Die Stuttgarter Musikerin Nuria Noba
Musik baut Brücken
„Viel zu weiß für ‘ne Arab, viel zu farbig für dich“ – eine Zeile, die tief blicken lässt. Und zwar in das Leben der Stuttgarter Musikerin Nuria Noba, die eigentlich Jasmin Kleinheins heißt. Im Gespräch erzählt die 25-Jährige mit einer reflektierten Ruhe über ihren bisherigen Lebensweg, über ihr Musikerinnen-Dasein und ihre ägyptischen Wurzeln, redet nie unüberlegt und immer mit Bedacht über Themen wie Herkunft, Identität und Dazugehören. Dabei spricht aus der Zeile ihres Rap-Songs 327 auch Wut: „In meiner Schulzeit wollte ich immer dazugehören. Ich war wie ein Chamäleon und habe mich je nach Gruppe angepasst. Ich habe lange gebraucht, um zu merken, dass ich nicht wie die anderen bin“, erzählt sie. Und beschreibt damit das Gefühlschaos, das lange in ihr herrschte – als Person mit postmigrantischer Geschichte, die in der schwäbischen Provinz bei Schorndorf aufwuchs.
In ihren Songs verarbeitet die Rapperin mitunter schwere Herzensthemen wie Identitätsfragen, Ausgrenzung oder der Verlust ihres Vaters, der in sein Heimatland Ägypten zurückging, als sie noch ein Kind war. „Es gab in meinem Leben immer viele Fragezeichen“, sagt sie. Musik war Kleinheins‘ Ventil, das ihr bereits in die Wiege gelegt wurde: Beide Elternteile sind Berufsmusiker und sie musizierte selbst von klein auf – gemeinsam mit ihrer Schwester auf dem Klavier, an der Gitarre oder Bratsche. „Ich bin Emotionsmusikerin, Musik war für mich der Zugang zum Leben, ein Gefühl von absoluter Freiheit“, erzählt sie. Ihre Erinnerungen an und die Sehnsucht nach dem Vater drückte sie in ihren Songs aus: „Musik war immer meine Konstante, meine Sicherheit im Leben – das einzige, das mich nie verlässt und das immer bleibt“.
Es ist wenig verwunderlich, dass Jasmin Kleinheins ihren Weg als Musikerin weiter ging: Derzeit studiert sie Jazz-Gesang an der Musikhochschule Stuttgart, hat als Nuria Noba kürzlich das Album Liladillet – ein Mix aus Jazz, Pop, Neo-Soul und Rap – veröffentlicht, ein weiteres wird im Sommer folgen.
Ihren Ausdruck in der Musik hat sie mittlerweile im Songwriting gefunden. „Das gibt mir einen Anker, ich kann eine Metaebene und Beobachterinnenrolle einnehmen“, beschreibt sie es.
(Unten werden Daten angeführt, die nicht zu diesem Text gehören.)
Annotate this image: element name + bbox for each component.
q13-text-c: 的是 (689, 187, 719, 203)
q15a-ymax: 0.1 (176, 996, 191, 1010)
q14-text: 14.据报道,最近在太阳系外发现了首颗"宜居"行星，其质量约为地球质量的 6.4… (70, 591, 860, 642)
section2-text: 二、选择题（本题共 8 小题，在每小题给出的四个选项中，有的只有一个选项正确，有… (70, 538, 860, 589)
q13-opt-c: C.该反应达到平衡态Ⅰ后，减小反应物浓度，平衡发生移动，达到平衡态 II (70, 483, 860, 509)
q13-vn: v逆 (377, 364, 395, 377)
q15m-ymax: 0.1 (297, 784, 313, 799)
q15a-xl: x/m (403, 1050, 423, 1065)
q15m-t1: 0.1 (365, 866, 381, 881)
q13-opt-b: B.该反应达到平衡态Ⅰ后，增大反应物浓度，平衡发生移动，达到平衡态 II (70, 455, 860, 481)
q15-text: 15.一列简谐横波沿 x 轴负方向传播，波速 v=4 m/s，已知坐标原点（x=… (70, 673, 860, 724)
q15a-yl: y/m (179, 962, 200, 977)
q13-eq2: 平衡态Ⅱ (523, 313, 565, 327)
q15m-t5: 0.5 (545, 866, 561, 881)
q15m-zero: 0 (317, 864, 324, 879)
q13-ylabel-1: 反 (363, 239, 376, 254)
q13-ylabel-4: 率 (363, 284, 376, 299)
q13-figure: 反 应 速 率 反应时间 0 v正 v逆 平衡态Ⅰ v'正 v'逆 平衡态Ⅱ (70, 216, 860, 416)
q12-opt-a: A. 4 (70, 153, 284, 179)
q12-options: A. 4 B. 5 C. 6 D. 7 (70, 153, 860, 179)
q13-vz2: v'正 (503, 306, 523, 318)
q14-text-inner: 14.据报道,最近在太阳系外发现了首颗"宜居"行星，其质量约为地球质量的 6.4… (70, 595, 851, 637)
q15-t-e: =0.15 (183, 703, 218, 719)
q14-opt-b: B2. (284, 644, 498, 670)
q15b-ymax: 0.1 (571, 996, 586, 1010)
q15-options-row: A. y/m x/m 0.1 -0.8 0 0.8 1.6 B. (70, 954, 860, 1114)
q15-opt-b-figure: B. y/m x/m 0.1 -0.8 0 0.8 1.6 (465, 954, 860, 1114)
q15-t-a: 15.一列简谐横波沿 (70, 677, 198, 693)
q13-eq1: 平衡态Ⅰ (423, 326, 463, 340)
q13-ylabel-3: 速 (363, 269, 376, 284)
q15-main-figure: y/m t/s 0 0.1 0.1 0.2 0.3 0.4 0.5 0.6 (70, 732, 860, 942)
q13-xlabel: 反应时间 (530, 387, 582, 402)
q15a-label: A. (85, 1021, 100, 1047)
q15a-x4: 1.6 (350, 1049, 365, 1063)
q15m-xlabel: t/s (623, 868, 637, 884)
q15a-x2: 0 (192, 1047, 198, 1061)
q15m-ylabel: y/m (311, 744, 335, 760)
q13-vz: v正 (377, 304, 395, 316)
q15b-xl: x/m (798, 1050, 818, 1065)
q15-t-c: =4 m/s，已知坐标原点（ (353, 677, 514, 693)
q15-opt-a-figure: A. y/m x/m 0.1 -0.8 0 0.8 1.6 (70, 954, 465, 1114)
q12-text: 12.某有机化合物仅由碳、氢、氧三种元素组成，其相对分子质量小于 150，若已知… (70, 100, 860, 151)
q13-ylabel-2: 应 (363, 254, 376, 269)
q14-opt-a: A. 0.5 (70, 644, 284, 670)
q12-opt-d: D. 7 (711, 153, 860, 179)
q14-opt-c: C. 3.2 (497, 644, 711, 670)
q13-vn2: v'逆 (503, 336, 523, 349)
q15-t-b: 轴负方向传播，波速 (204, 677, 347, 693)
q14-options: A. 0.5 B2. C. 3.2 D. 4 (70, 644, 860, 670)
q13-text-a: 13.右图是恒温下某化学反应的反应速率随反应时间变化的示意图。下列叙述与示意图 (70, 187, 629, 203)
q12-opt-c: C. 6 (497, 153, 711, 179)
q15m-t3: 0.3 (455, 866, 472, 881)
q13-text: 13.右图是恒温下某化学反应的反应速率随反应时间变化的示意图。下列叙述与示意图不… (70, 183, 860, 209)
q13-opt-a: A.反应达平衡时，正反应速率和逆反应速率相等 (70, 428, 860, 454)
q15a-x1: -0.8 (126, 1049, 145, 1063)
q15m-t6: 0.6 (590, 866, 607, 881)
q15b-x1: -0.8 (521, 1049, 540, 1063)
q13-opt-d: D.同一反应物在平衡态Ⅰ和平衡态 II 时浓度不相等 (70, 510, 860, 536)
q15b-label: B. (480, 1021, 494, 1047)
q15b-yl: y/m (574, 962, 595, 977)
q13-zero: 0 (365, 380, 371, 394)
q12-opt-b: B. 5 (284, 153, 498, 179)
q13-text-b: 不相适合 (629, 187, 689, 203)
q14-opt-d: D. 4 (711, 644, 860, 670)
Ihre eigene Geschichte und das Aufzeichnen ihrer Gedanken haben die Studentin zum Lieder schreiben ermutigt. Und ihr Antworten gegeben. Auch als Kleinheins im vergangenen Jahr das erste Mal nach Kairo reiste, um ihren Vater und ihre dortige Familie zu treffen. „Ich hatte zunächst auch Angst und habe dann schnell gemerkt, dass mein Bild von der Realität dort weit entfernt war.“ Fern von der im konservativen Schwabenland mitunter rassistisch vorgeprägten Perspektive fühlte sie sich dort „so gut aufgehoben. Ich habe meine Wurzeln kennengelernt, Frieden mit den zwei Welten in mir gefunden und ich kann seitdem meine Identität mehr einordnen.“
Ihre eigenen Erfahrungen möchte die Musikerin mit Menschen, die ähnliches erlebt haben, teilen. „Dabei will ich mit meinen Songs keine konkrete Message senden, eher zum Selbstausdruck ermutigen – denn das kann Erleichterung verschaffen“, sagt sie. Ihr Weg, sich auszudrücken und ihre Gefühle zu verarbeiten ist selbstredend die Musik. „Musik baut außerdem Brücken, egal woher man kommt“, ist Kleinheins sich sicher. Ihre eigene Brücke Stuttgart-Kairo besteht fort – und sie wünscht sich, dass es auch in unserer Gesellschaft nicht weiter ums Brücken einreißen geht. „Wir sind eine postmigrantische Gesellschaft, das ist unsere Realität“, sagt sie. Die Menschen sollten sich mehr fragend und staunend begegnen, versuchen einander zu verstehen statt zu verurteilen. Für Kleinheins müssen gerade dafür Räume geschaffen werden. Ob durch Musik oder andere Ausdrucksweisen.